When it comes to temperature regulation, these socks will keep your feet warm or cool as long you aren’t engaging in long periods of exercise… Which can be a problem if you’re looking for a sock for backpacking or hiking.
But they do the job for shorter bursts. They definitely keep your feet warm, but the lack of wool to wick away moisture means that the dampness can soon make your feet cold.
There is a mesh ventilation system on the top of the sock as well to help with air circulation however, it isn’t as good as some of the other socks we looked at.
The main thing to acknowledge is that the sock is made from a cotton blend which is a material that is less durable than wool.

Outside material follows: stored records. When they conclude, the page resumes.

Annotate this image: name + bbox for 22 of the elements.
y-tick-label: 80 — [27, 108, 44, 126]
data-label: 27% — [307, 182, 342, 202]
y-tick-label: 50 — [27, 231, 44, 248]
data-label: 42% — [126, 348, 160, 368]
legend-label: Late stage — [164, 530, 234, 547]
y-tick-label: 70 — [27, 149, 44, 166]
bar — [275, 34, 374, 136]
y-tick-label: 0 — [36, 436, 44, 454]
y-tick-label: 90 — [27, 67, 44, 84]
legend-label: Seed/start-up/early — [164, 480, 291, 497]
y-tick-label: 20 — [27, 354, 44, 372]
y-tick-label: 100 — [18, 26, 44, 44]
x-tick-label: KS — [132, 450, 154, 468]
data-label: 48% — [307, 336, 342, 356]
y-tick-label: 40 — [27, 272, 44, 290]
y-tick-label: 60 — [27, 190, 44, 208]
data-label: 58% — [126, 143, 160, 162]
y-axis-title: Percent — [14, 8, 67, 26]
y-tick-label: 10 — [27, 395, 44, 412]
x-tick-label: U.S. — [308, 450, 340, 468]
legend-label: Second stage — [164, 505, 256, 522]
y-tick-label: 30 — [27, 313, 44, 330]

In terms of the construction, the loose threads inside the sock raise some concerns about potential weaknesses in the workmanship. Other than that there weren’t any major concerns about the durability of the sock. It certainly feels like the least well-constructed sock that we reviewed but that stands as a testament to the quality of the other socks.
Cotton absorbs moisture so after a while, these socks might start to have issues with odor as sweat is absorbed into the fabric. However, this is a pack of five socks so you have multiple socks to choose from rather than having to reuse the same sock.
The Yuedge sock took the longest to dry by some distance – about twice as long as the other socks made from more appropriate fabrics like the Smart Wool sock.
These socks aren’t a good choice for serious backpackers. However, if you want a few spare pairs to throw into your bag for day hikes, or for wearing at the campsite when you want to be warm but aren’t planning long-distance walking, these are a good option to consider.
Wrapping up our walking socks review
So overall, my favourite sock that we reviewed and the one I would personally recommend is the Bridgedale. It offers great targeted padding which provides support and comfort whilst also utilising features like mesh ventilation to keep your feet cool and dry.
A close runner-up was the Darn Toughs, which I know from other people’s experiences are a reliable sock that would be a good choice for colder trips rather than the Bridgedale.
The Injinji socks are certainly something different but don’t be fooled into thinking they aren’t a good pair of socks beyond their novelty. The Smart Wool socks are really a great example of a more traditional style and finally, the Yuedge socks might not be an ideal choice for serious hikers or hillwalkers but they definitely provide a useful purpose for the right person.